The Problem with Sound Cards

A Better Choice than a Sound Card

A Better Choice than a Sound Card
Posted on 5/1/2016 10:30:00 PM by alwayslistening

I stumbled on an article the other day that piqued my curiosity, but I forget what it was about. There were a few comments at the end, and before I knew it, I was reading a debate about the best sounding PC motherboard for gaming. My pick would be the Gigabyte GA-Z170X Gaming G1 board.

[Actually, I have no real opinion, nor am I a gamer. The PCM1794 caught my attention, and it’s inclusion in a motherboard inspired this post.]

Here’s something to think about: Why wouldn’t this board make a great network DAC?

After all, this is the same chip we use in our Virtuoso DACs.

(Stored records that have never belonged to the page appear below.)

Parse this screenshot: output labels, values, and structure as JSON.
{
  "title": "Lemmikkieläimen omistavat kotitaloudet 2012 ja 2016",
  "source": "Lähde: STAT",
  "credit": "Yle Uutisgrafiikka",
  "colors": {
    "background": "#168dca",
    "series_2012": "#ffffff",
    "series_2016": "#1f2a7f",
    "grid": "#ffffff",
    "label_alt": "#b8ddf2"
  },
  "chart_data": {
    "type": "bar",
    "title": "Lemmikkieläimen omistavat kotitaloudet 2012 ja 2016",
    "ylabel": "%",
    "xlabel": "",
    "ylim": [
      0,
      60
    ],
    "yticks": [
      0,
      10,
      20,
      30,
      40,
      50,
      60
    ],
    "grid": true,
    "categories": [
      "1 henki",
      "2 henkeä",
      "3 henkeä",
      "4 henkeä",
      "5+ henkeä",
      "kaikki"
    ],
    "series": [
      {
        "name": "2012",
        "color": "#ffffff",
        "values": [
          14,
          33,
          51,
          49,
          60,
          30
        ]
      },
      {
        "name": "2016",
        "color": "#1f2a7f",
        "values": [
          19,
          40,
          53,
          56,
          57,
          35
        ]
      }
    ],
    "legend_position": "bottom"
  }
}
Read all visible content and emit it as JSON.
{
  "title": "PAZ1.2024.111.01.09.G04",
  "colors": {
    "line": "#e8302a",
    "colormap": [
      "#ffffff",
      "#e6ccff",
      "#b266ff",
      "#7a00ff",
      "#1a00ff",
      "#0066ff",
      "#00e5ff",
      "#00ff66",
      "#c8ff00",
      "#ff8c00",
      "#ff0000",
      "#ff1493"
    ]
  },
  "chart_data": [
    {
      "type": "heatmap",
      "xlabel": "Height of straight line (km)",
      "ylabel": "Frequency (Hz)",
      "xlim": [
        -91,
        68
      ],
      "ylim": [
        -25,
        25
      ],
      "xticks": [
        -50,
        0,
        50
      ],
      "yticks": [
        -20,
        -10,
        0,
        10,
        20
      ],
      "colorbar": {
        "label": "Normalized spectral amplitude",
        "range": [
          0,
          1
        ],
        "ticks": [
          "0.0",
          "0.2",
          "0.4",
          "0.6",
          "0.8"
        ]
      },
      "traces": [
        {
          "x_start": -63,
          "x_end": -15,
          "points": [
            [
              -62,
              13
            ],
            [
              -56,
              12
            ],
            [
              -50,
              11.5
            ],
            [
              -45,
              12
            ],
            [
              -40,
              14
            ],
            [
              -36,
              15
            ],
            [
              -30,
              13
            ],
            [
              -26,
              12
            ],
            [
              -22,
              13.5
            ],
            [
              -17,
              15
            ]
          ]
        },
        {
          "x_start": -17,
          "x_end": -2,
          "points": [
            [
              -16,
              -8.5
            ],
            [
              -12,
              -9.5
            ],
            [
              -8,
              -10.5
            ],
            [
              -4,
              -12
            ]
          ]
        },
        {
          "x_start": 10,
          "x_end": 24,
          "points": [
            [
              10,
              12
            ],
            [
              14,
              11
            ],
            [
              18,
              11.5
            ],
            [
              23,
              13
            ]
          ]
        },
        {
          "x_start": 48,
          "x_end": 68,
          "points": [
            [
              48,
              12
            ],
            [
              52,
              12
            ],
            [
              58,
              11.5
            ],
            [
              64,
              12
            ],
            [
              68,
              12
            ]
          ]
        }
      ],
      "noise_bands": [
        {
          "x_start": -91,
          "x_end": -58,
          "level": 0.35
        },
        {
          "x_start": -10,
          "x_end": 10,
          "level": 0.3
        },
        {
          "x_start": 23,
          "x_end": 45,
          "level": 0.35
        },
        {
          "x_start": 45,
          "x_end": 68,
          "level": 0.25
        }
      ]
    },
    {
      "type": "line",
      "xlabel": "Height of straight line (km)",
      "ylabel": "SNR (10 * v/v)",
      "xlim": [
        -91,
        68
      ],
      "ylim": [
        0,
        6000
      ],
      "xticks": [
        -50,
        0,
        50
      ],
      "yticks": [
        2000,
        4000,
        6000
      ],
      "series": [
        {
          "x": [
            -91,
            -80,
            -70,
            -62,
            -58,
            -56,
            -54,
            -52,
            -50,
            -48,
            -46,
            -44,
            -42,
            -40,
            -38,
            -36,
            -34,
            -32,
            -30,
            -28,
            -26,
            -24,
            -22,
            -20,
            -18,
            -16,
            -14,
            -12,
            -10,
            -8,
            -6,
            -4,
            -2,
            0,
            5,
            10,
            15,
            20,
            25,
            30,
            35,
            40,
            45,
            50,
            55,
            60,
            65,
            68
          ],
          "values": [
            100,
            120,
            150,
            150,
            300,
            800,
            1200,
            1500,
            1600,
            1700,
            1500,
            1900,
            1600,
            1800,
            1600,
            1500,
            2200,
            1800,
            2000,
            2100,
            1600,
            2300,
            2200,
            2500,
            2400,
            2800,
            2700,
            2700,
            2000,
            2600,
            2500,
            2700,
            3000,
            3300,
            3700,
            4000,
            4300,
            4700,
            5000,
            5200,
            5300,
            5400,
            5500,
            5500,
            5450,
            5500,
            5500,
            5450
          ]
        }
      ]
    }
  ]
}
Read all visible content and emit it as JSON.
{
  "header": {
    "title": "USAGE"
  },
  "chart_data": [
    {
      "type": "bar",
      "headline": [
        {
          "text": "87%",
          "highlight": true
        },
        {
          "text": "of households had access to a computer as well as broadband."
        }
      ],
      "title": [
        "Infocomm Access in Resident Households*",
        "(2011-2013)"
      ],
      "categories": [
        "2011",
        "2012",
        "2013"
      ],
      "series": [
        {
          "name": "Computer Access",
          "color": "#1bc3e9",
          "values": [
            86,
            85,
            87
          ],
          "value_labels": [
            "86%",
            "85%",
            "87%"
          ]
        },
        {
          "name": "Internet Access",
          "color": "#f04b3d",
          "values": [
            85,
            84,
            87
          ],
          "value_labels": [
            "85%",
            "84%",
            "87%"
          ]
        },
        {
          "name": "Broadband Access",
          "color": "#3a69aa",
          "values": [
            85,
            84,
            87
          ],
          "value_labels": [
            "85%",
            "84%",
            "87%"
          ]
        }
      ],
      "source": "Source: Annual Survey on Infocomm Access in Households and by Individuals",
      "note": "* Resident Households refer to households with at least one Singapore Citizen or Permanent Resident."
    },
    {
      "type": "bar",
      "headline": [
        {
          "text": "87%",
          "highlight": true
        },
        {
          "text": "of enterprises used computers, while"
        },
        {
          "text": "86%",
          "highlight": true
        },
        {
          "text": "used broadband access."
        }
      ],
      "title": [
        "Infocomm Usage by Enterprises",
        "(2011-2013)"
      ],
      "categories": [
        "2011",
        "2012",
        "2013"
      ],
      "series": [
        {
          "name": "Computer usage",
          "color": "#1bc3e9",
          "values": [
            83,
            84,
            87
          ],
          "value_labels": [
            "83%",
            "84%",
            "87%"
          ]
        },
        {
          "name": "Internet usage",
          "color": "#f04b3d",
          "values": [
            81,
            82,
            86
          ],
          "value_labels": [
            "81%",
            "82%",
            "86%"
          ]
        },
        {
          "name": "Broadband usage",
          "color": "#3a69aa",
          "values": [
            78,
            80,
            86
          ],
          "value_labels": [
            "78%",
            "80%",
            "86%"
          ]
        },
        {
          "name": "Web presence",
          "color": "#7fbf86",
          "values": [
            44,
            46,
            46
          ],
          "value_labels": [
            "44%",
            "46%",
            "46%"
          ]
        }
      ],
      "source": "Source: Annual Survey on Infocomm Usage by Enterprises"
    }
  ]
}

So by DAC chip spec alone, we’ve got a winner. But there’s so much more to it than the D to A processor.

What jumps out at me from my earlier experience with trying to tame PCs is noise and ground. Not “earth” ground, but the reference ground against which signals are measured. A PC motherboard is a hellish place, and finding a quiet stable ground amidst the plethora of switching regs is nearly impossible.

“But hey,” you’re thinking, “this article is about sound cards, not on-board audio.”

The same applies for them, living in the PC’s power pool.

But there’s something that’s equally bad, and that’s the PCI bus. (whether or not it’s the Express line)

Did you ever play the telephone game when you were a kid? When you whisper a message to the person next to you, and they do the same? When you get to the end of the line, what comes out isn’t exactly what went in.

When you translate signals, you run the risk of generating errors, both as noise and as timing issues. PCI is one of those universal buses (Peripheral Component Interconnect, to be precise) that requires a translation (or two) to send audio data in, and get some other flavor of audio data out.

In the early days, we developed a daughter board that connected to a Juli@ card to pull an I2S signal. It worked well and sounded nice. But it wasn’t until we developed a player with a couple less signal translations that we could begin to hear the troubles with PCI.

I mean, if you can grab a music signal from an isolated Ethernet connection, clock the bits locally to generate an I2S signal then send that (through high speed isolators, of course) to your DAC chip, why wouldn’t you? In this case, I don’t know if “less is more”, but it is certainly better.